Formalizing the ∞-categorical Yoneda lemma

Computer proof assistants are computer programs to check the correctness of a mathematical proof. There exists a wide variety of those, and they have been used increasingly in recent decades. Notable examples include verifications of:

* Ferguson--Hales's proof of the Kepler conjecture (2003--2014, in Isabelle)
* Feit--Thompson's Odd Order Theorem, playing a central role in the classification of finite simple groups (2006--2012, in Coq)
* some of Scholze and Clausen's work on condensed mathematics, implemented as the "Liquid Tensor Experiment" (2020--2022, in Lean)
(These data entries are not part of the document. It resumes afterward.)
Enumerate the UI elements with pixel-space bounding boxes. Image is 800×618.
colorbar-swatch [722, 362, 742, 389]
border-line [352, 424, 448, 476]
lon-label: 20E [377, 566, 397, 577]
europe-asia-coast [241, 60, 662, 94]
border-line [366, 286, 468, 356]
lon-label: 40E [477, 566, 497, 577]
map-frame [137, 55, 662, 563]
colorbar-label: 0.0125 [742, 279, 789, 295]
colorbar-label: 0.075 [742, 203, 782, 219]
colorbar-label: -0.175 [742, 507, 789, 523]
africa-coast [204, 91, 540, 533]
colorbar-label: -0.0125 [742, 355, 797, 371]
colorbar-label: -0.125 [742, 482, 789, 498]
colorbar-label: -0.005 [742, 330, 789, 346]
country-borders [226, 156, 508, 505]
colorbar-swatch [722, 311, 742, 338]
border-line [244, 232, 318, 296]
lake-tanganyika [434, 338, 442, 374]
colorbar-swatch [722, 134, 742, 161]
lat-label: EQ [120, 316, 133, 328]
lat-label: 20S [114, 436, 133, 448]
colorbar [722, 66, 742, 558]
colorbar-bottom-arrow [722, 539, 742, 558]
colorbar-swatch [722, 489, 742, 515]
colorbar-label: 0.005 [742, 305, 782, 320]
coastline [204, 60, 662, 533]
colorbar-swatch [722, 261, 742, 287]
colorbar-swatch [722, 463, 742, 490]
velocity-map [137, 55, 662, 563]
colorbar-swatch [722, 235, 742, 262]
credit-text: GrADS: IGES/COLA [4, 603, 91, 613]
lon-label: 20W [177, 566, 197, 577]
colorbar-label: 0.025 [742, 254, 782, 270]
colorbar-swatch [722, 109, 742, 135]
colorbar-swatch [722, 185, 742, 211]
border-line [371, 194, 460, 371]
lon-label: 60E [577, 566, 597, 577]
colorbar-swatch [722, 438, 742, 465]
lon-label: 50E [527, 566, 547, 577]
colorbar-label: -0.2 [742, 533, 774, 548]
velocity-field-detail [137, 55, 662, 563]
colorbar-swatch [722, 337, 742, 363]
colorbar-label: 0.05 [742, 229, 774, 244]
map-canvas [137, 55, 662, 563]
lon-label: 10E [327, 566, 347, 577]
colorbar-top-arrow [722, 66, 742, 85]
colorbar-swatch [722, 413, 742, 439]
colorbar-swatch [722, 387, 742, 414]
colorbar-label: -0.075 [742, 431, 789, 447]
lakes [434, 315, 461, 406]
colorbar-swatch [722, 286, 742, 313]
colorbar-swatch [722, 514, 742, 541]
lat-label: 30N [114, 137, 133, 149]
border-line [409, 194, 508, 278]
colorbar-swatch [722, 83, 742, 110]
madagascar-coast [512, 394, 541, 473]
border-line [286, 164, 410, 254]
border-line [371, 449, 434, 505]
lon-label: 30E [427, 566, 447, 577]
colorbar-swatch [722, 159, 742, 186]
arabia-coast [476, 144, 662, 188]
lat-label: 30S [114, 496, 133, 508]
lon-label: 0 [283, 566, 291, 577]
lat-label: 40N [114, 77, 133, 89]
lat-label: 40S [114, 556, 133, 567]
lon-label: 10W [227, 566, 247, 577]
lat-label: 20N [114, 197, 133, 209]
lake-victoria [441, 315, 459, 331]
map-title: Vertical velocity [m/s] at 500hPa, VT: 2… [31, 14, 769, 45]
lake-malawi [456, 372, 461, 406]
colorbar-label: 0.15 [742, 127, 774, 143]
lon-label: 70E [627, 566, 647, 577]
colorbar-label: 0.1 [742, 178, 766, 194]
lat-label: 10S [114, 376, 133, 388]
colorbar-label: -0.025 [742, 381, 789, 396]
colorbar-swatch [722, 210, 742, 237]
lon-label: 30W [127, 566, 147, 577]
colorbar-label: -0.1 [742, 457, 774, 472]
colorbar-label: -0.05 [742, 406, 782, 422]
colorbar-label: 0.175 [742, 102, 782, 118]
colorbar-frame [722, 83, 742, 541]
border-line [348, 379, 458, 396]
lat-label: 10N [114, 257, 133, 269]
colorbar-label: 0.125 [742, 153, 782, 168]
Modern-day algebraic geometry and homotopy theory make heavy use of ∞-category theory, the formalization of which in a computer proof assistant has largely remained elusive. The natively homotopical flavor of ∞-category theory makes it a challenge to find a good foundational system that makes formalization amenable.
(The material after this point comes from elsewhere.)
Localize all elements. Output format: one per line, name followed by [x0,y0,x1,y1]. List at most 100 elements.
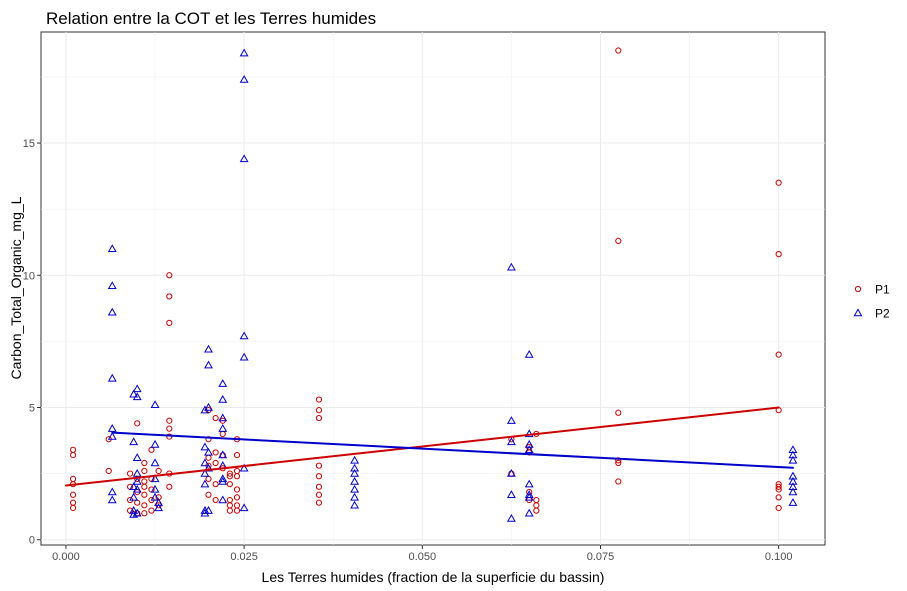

This is, in fact, made possible in the new proof assistant Rzk (https://rzk-lang.github.io/rzk), developed by Kudasov. The underlying theory is based on Riehl--Shulman's simplicial type theory from 2017, a version of homotopy type theory augmented with a directed interval. This formal language permits the synthetic development of parts of ∞-category theory as done in work by Riehl--Shulman, Buchholtz--W, and Bardomiano Martínez. But these used "pen and paper" rather than a proof assistant.

Now, together with Riehl and Kudasov, we have formalized Riehl--Shulman's version of the synthetic ∞-categorical Yoneda Lemma in Rzk (https://emilyriehl.github.io/yoneda/). Additional formalizations have been contributed by Bakke in Rzk, and by Hazratpour in Lean who formalized a version of the 1-categorical Yoneda lemma.
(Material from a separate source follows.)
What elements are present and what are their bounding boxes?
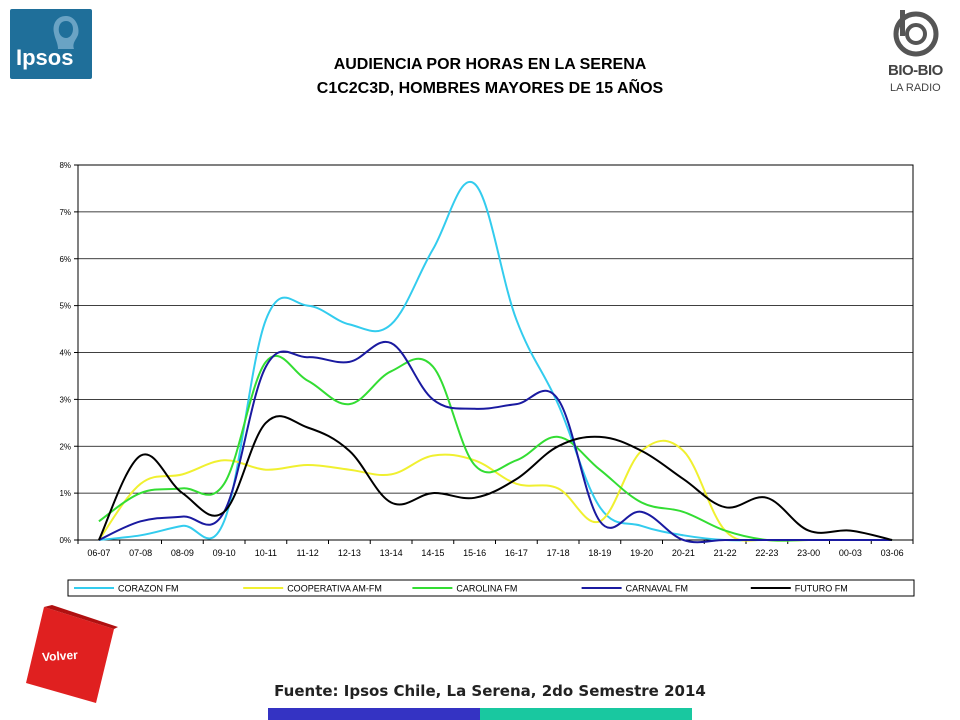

In the talk, I'll briefly introduce the basic vocabulary of Riehl--Shulman's synthetic ∞-category theory and present a demo of the formalized ∞-categorical Yoneda lemma in Kudasov's Rzk proof assistant. Using the case study of the Yoneda lemma, we will explain the conceptual and practical advantages as well as challenges that arise when doing synthetic ∞-category theory in this setting.